Но как же тогда объяснить те порывы нежности и желания, которые она испытывала к Лаврову? Внешне он был довольно хорош, но в остальном проигрывал маленькому чудовищу по имени Агафон. Глория чувствовала разницу и ничего не могла с собой поделать. Ее одолевала извечная тоска по идеалу, который недостижим.
«Жизнь проходит, а с того света не возвращаются, – твердила она себе. – Почему бы мне не ответить Лаврову взаимностью? Разве он не доказал свое постоянство и преданность?»
И все же она не решалась сказать ни «да», ни «нет»…
Глава 4
Москва
Как и следовало ожидать, в мастерской загадочного Артынова ничего уличающего хозяина в сношениях с нечистой силой, обнаружить не удалось. Те же стеллажи, драпировки, подрамники, те же недописанные холсты, эскизы, мольберты, палитры, краски, кисти… правда, новее, чем у Рафика, приличнее. В углу приткнулся старый клеенчатый диван с деревянной спинкой. Тот же запах пыли и дерева, приправленный женскими духами. Чувствовалось, что позируют хозяину мастерской в основном женщины. Это же было видно и по эскизам, которые покрывали стены.
Лавров постоял, оглядываясь по сторонам, потом подозвал замершего у двери Грачева.
– Заметил что-нибудь подозрительное?
– Нет, – помотал тот рыжими кудряшками.
– Никакой бесовской атрибутики, никаких знаков дьявола. Что скажешь?
– Так… а какие они, знаки? – растерялся Рафик. – Я в этом не силен.
Лавров выразительно потянул носом, с усмешкой глядя на бывшего одноклассника.
– Серой не пахнет. Исключительно пылью…
– …и духами! – подхватил тот.
– Что будем делать? Устроим обыск?
– Не знаю, – заколебался художник. Рыться в чужих вещах было неловко. Колебания, смешанные со стыдом, отразились на его смущенном личике.
– А чего мы сюда залезли? – вспылил Лавров. – Я на полдороге останавливаться не привык.
Под напряженным взглядом Рафика он начал перебирать коробки на стеллажах, заглядывать в выдвижные ящики обшарпанного бюро, доставленного сюда из какой-то еще довоенной конторы.
– Что мы ищем, Рома? – жалобно спросил художник, вытягивая шею, но не осмеливаясь приблизиться.
– Черта с рогами!
Покончив с бесполезными поисками того-не-знаю-чего, Лавров в раздражении плюхнулся на стул. Отовсюду на него с холстов и бумажных эскизов смотрели молодые красивые женщины – брюнетки, блондинки и рыжие, одетые и обнаженные, с затаенными улыбками на устах. Артынов мастерски изображал чувственный, полуприкрытый ресницами взгляд, который, казалось, неотрывно сопровождал зрителя, куда бы тот ни перемещался.
– Они как будто следят за нами, – заявил начальник охраны.
– Не многие живописцы обладают даром передать на картине живой взгляд. Но Семе это всегда удавалось.
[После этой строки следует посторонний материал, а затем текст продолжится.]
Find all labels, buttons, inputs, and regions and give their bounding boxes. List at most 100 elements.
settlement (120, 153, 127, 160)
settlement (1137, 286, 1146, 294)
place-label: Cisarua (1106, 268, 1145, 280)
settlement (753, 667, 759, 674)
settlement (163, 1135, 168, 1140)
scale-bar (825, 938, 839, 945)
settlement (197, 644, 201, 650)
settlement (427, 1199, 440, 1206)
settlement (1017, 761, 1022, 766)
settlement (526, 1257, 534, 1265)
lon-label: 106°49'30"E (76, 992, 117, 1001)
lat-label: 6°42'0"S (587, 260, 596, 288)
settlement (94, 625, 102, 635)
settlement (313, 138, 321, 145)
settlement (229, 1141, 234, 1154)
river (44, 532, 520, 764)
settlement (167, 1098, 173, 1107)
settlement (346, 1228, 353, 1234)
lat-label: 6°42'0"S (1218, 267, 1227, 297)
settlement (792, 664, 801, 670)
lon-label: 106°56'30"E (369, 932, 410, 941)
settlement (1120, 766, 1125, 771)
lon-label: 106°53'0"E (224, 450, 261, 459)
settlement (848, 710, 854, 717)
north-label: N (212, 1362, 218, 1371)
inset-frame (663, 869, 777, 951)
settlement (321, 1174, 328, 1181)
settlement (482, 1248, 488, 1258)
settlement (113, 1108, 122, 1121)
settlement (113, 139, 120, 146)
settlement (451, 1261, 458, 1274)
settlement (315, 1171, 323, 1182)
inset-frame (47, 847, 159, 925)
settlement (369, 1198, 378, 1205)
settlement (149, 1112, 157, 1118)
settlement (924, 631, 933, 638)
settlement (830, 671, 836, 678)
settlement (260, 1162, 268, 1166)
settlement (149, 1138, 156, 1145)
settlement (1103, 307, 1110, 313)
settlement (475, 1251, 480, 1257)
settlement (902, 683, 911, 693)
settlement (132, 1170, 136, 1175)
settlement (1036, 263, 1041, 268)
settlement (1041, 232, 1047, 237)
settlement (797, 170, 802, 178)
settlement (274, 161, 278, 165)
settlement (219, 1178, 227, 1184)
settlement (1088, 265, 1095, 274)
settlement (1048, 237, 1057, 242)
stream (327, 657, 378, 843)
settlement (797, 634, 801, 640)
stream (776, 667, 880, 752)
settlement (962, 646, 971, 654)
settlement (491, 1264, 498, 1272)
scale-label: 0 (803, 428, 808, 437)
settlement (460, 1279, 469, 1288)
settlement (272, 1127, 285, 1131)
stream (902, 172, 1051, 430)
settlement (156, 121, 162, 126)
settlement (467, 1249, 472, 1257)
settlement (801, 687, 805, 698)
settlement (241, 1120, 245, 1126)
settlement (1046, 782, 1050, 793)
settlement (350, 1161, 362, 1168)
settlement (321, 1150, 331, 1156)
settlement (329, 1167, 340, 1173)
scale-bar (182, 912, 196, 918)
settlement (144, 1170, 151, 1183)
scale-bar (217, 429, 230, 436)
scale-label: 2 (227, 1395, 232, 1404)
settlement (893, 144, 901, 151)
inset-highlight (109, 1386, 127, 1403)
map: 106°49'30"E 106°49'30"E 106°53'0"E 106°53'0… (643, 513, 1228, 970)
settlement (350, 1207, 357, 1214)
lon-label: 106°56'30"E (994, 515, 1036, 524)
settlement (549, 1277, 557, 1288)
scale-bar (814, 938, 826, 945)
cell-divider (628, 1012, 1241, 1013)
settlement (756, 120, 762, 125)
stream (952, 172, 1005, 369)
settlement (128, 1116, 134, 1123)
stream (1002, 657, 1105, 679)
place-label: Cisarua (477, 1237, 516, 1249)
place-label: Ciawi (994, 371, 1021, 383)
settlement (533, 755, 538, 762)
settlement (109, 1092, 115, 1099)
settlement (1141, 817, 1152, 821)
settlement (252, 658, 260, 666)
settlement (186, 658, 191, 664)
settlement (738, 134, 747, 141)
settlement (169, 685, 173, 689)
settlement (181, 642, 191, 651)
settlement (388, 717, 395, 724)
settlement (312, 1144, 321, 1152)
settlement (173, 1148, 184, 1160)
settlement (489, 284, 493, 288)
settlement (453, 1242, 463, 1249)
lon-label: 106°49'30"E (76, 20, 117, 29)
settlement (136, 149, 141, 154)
Единственное, что оживало под его кистью, были глаза.
Лавров встал и принялся более внимательно изучать написанные акварелью и маслом женские лица. Некоторые из них повторялись в разных ракурсах, в разной цветовой гамме.
– Ты можешь отличить его прежние работы от нынешних? – обратился он к Рафику.
– Легко, – откликнулся тот и подошел поближе. – Раньше мазок Артынова был робким и слишком аккуратным, краски усердно подбирались и смешивались, но не производили должного эффекта. Сравни! Вот и вот…
Он указал на повторяющееся лицо юной красавицы с тонкими чертами и копной смоляных волос. Лавров одобрительно хмыкнул. Девушка выглядела потрясающе, хотя и бледновато.
– При этом Сема как бы подражал Врубелю, – добавил художник. – С таким-то вялым мазком! В общем, полный аут. Манера Боттичелли ему больше подходит.
Бывший опер ткнул пальцем в чернявую красотку.
– Артынов влюблен в эту натурщицу?
– Был влюблен, – кивнул Рафик. – Он много и увлеченно писал ее, но шедевра, который остался бы в веках, как видишь, создать не удалось. Потом они расстались.
– Девушка жива?
– По крайней мере я не слышал о ее смерти. Ее зовут Эмилия Ложникова.
– Значит, не все, кто позирует Артынову, обречены на гибель? – поддел художника Лавров.
– Во-первых, тенденция уже наметилась, – возразил тот. – Во-вторых, в ту пору Сема еще…
– …не якшался с сатаной? – улыбнулся товарищ.
Рафик насупился и замолчал.
– Ладно, извини.
– Сам сравни, как он писал тогда и сейчас! – горячился Грачев. – Контраст разительный. Неужели не видно?
– Я не эксперт в живописи. Что произошло после их разрыва?